Today's findings are based on a trial started in Sweden in 1987 involving 9,026 men aged 50-69 years identified in the National Population Register.
From this population, 1,494 men were randomly selected for screening every third year from 1987 to 1996. The remaining 7,532 men acted as controls.
On the first two occasions, screening was done by digital rectal examination only. From 1993, this was combined with prostate specific antigen (PSA) testing. On the fourth occasion (1996), only men aged 69 or under at the time of the investigation were invited.
All men with cancer diagnosed up to December 31, 1999 were included in the analysis. Survival was followed until December 31, 2008.
There were 85 cases (5.7%) of prostate cancer diagnosed in the screened group and 292 (3.9%) in the control group. The tumours in the screening group were smaller and more often localised than in the control group.
Analysis did not show significantly longer survival or overall survival for men with prostate cancer in the screened group compared with the control group.

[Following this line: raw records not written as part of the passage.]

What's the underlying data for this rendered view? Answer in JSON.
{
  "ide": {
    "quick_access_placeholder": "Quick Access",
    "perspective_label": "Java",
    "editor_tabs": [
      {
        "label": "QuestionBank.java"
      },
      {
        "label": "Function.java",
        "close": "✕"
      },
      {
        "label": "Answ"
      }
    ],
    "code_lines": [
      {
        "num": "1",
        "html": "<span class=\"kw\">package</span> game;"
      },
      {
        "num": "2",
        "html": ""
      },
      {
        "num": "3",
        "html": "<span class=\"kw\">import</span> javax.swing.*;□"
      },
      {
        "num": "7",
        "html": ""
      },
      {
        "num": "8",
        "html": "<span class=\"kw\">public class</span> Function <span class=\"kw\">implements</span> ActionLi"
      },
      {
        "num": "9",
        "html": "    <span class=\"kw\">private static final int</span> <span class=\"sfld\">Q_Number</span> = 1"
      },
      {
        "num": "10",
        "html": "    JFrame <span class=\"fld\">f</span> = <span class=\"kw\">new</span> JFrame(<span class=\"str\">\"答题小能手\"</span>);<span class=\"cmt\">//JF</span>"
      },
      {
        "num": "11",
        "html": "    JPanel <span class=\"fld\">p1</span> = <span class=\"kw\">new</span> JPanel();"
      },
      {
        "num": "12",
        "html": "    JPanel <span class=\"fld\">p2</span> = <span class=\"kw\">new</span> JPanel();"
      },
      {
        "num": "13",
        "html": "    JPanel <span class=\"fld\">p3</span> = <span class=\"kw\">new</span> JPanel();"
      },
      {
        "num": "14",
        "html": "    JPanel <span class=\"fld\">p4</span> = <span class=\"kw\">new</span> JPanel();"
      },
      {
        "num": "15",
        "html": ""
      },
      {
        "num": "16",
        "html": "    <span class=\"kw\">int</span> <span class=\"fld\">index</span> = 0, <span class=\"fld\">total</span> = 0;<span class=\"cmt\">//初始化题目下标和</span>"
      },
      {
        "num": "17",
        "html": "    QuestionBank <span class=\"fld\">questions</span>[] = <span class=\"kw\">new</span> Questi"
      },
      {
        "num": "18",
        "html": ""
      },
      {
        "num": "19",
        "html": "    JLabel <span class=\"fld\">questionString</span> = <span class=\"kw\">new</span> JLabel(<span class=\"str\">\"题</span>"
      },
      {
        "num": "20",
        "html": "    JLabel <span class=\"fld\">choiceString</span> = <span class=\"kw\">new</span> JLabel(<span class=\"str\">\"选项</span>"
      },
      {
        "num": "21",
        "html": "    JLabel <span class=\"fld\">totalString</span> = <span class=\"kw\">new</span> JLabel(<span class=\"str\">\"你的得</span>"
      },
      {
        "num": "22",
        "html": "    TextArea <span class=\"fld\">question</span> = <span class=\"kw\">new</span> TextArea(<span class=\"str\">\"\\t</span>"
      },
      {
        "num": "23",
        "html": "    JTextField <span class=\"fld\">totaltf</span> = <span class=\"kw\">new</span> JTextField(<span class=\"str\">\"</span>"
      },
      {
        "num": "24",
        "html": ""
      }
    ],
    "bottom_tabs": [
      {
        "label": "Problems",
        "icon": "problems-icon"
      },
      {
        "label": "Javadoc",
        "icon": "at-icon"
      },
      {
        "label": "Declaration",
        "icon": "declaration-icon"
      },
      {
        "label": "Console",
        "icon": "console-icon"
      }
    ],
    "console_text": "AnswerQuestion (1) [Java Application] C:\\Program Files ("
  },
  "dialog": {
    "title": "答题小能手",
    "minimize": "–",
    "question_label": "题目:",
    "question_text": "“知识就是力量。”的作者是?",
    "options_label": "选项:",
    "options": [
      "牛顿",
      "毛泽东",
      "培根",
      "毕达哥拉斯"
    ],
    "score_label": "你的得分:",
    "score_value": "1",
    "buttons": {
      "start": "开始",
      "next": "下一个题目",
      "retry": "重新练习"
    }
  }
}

And while screening and treating men with detected tumours might reduce deaths specifically from prostate cancer by up to a third (at best), this would be at considerable risk of worrying overdetection and unpleasant or harmful overtreatment. Indeed, a previous trial found that to prevent one death from prostate cancer, 1,410 men would need to be screened and 48 treated.
The authors believe that men should be fully informed about the potential hazards of treatment, and the psychological effects of false-positive test results, before they are screened.
They also argue that the next goal for prostate screening should be to find ways of discriminating slow-growing (indolent) tumours from high risk tumours and to develop less aggressive treatment for indolent tumours, rather than to optimise sensitivity of the diagnostic tests.
"After 20 years of follow-up, the rate of death from prostate cancer did not differ significantly between men in the screening group and those in the control group," they conclude. Results from randomised controlled trials of prostate cancer screening have been published in recent years, but none with 20 years of follow-up, they add. Long follow-up is necessary to draw definite conclusions about the benefits of screening.